A Pew Social Trends poll shows this change dramatically: between 2009 and 2011-- a span of a mere 2 years-- 19% more respondents in the samples reported “strong” or “very strong” conflicts between the rich and poor. Fully two-thirds of respondents in 2011 reported “strong” or “very strong” conflict. As Pew's Rich Morin reports, “... the issue of class conflict has captured a growing share of the national consciousness.”
Surprisingly, a majority of Republicans share this view with nearly three-fourths of Democrats. Independents trail only slightly, with 68% reporting strong or greater perceived class conflict.
Not surprisingly, Blacks and Hispanics recognized the class conflict in great numbers before and after the twenty-first century Great Crash. Whites, however, showed the greatest jump in recognition of the class divide-- from 43% to 65%. Nearly one-in-four whites in the US were jarred by the effects of a capitalist crisis and its impact on them, their families, and their friends into seeing class antagonism where they never saw it before.
Of several potential “social conflicts in society,” the Pew study shows that the rich/poor divide is perceived as the most acute, well more than conflict between whites and Blacks.

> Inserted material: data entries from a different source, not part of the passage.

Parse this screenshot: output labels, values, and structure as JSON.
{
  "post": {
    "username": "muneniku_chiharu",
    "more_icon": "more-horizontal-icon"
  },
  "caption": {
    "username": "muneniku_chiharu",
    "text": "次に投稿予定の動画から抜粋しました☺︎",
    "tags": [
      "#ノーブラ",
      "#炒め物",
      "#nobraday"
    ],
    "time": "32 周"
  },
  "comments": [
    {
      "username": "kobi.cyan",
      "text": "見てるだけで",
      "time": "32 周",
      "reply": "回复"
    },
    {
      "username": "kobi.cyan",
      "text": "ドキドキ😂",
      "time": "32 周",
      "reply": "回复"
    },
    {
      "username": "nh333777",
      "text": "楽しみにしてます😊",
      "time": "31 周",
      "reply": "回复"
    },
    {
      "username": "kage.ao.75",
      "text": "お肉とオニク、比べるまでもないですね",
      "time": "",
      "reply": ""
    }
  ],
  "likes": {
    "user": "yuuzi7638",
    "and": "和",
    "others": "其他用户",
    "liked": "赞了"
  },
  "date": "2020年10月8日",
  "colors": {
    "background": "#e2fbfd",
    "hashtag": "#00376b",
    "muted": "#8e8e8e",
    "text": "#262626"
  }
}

This is the fertile soil for Sanders’ economic-equality campaign. This is the growing class divide fueling Sanders' candidacy.
Another Pew poll shows the willingness of US citizens to find solutions to the growing inequality by redistributing wealth. In a study of attitudes towards the US tax system, respondents placed their feeling that corporations and the wealthy fail to pay their fair share well ahead of their other tax concerns. When asked what bothers them “some” or “a lot” about the current tax system, fully 82% felt bothered that corporations were not paying their fair share and 79% felt the same way about the wealthy paying their fair share. Our friends and neighbors are unquestionably friendly towards taxing corporations and the rich, another chord that Sanders has struck.

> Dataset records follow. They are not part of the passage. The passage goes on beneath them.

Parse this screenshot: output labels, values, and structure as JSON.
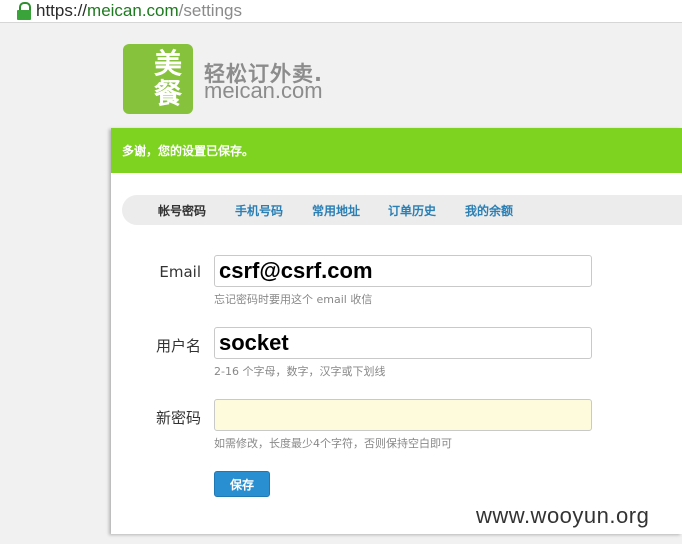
{
  "browser": {
    "url_scheme": "https://",
    "url_host": "meican.com",
    "url_path": "/settings"
  },
  "logo": {
    "char1": "美",
    "char2": "餐",
    "slogan": "轻松订外卖.",
    "domain": "meican.com",
    "color": "#86c23c"
  },
  "notice": {
    "text": "多谢，您的设置已保存。",
    "color": "#7ed321"
  },
  "tabs": [
    {
      "label": "帐号密码",
      "active": true
    },
    {
      "label": "手机号码",
      "active": false
    },
    {
      "label": "常用地址",
      "active": false
    },
    {
      "label": "订单历史",
      "active": false
    },
    {
      "label": "我的余额",
      "active": false
    }
  ],
  "form": {
    "email": {
      "label": "Email",
      "value": "csrf@csrf.com",
      "hint": "忘记密码时要用这个 email 收信"
    },
    "username": {
      "label": "用户名",
      "value": "socket",
      "hint": "2-16 个字母，数字，汉字或下划线"
    },
    "password": {
      "label": "新密码",
      "value": "",
      "hint": "如需修改，长度最少4个字符，否则保持空白即可"
    },
    "save_label": "保存"
  },
  "watermark": "www.wooyun.org"
}
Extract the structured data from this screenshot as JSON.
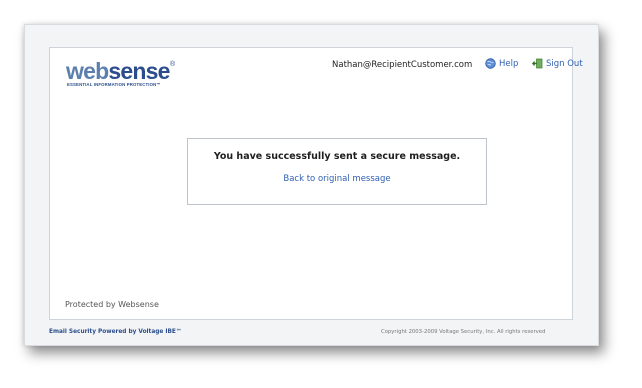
{
  "logo": {
    "word_web": "web",
    "word_sense": "sense",
    "registered": "®",
    "tagline": "ESSENTIAL INFORMATION PROTECTION™"
  },
  "header": {
    "user_email": "Nathan@RecipientCustomer.com",
    "help_label": "Help",
    "signout_label": "Sign Out"
  },
  "message": {
    "text": "You have successfully sent a secure message.",
    "back_link": "Back to original message"
  },
  "panel_footer": {
    "protected_text": "Protected by Websense"
  },
  "footer": {
    "powered_by": "Email Security Powered by Voltage IBE™",
    "copyright": "Copyright 2003-2009 Voltage Security, Inc. All rights reserved"
  },
  "icons": {
    "help": "help-globe-icon",
    "signout": "exit-door-icon"
  },
  "colors": {
    "brand_light": "#5d7fae",
    "brand_dark": "#2c4d8c",
    "link": "#2f5fb3"
  }
}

It should be obvious from polling results and the Sanders campaign that US political and economic attitudes have shifted substantially in a direction that is potentially favorable to the left. But it should be just as obvious that this opportunity has been willfully squandered by the Democratic Party. In fact, apart from Sanders, the Democratic leadership has shown no interest-- apart from moral suasion and empty rhetoric-- in making the US a more egalitarian society, in taking sides in the class conflict.

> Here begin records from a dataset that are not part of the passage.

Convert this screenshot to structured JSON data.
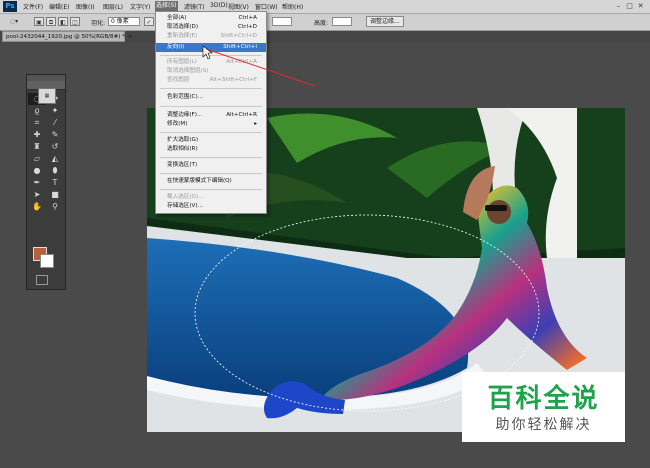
{
  "app": {
    "logo": "Ps"
  },
  "menubar": {
    "items": [
      "文件(F)",
      "编辑(E)",
      "图像(I)",
      "图层(L)",
      "文字(Y)",
      "选择(S)",
      "滤镜(T)",
      "3D(D)",
      "视图(V)",
      "窗口(W)",
      "帮助(H)"
    ],
    "active_index": 5
  },
  "window_controls": {
    "minimize": "–",
    "restore": "□",
    "close": "✕"
  },
  "options": {
    "feather_label": "羽化:",
    "feather_value": "0 像素",
    "antialias_mark": "✓",
    "height_label": "高度:",
    "refine_edge": "调整边缘..."
  },
  "document": {
    "tab_title": "pool-2432044_1920.jpg @ 50%(RGB/8#) *",
    "tab_close": "×"
  },
  "select_menu": {
    "items": [
      {
        "label": "全部(A)",
        "shortcut": "Ctrl+A",
        "disabled": false
      },
      {
        "label": "取消选择(D)",
        "shortcut": "Ctrl+D",
        "disabled": false
      },
      {
        "label": "重新选择(E)",
        "shortcut": "Shift+Ctrl+D",
        "disabled": true
      },
      {
        "label": "反向(I)",
        "shortcut": "Shift+Ctrl+I",
        "disabled": false,
        "highlighted": true
      },
      {
        "label": "所有图层(L)",
        "shortcut": "Alt+Ctrl+A",
        "disabled": true
      },
      {
        "label": "取消选择图层(S)",
        "shortcut": "",
        "disabled": true
      },
      {
        "label": "查找图层",
        "shortcut": "Alt+Shift+Ctrl+F",
        "disabled": true
      },
      {
        "label": "色彩范围(C)...",
        "shortcut": "",
        "disabled": false
      },
      {
        "label": "调整边缘(F)...",
        "shortcut": "Alt+Ctrl+R",
        "disabled": false
      },
      {
        "label": "修改(M)",
        "shortcut": "▸",
        "disabled": false
      },
      {
        "label": "扩大选取(G)",
        "shortcut": "",
        "disabled": false
      },
      {
        "label": "选取相似(R)",
        "shortcut": "",
        "disabled": false
      },
      {
        "label": "变换选区(T)",
        "shortcut": "",
        "disabled": false
      },
      {
        "label": "在快速蒙版模式下编辑(Q)",
        "shortcut": "",
        "disabled": false
      },
      {
        "label": "载入选区(O)...",
        "shortcut": "",
        "disabled": true
      },
      {
        "label": "存储选区(V)...",
        "shortcut": "",
        "disabled": false
      }
    ]
  },
  "watermark": {
    "title": "百科全说",
    "subtitle": "助你轻松解决"
  },
  "colors": {
    "foreground": "#b7603b",
    "background": "#ffffff",
    "accent": "#3b77c9",
    "wm_green": "#1ea34b"
  }
}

On the other hand the independent left-- independent of the two parties-- has a great opportunity to embrace and develop the economic issues that Sanders has touched upon. Tomasky writes in the quote above of a left that “...believe[s] that systems are corrupt...”, that will criticize “power” and “challenge it.” Too much of our left has yet to recognize that the two-party system is among the corrupt systems. Too few of our comrades have drawn the conclusion that the two-party system is an oppressive “power” deserving of criticism and challenge... and not a democratic institution.
Regardless of the success or lasting impact of the Sanders candidacy, the US left must seize the opportunity offered by the rapidly shifting attitudes of the US people. Organizing and educating to focus mass dissatisfaction against oppressive systems and institutions-- especially capitalism-- is the next step.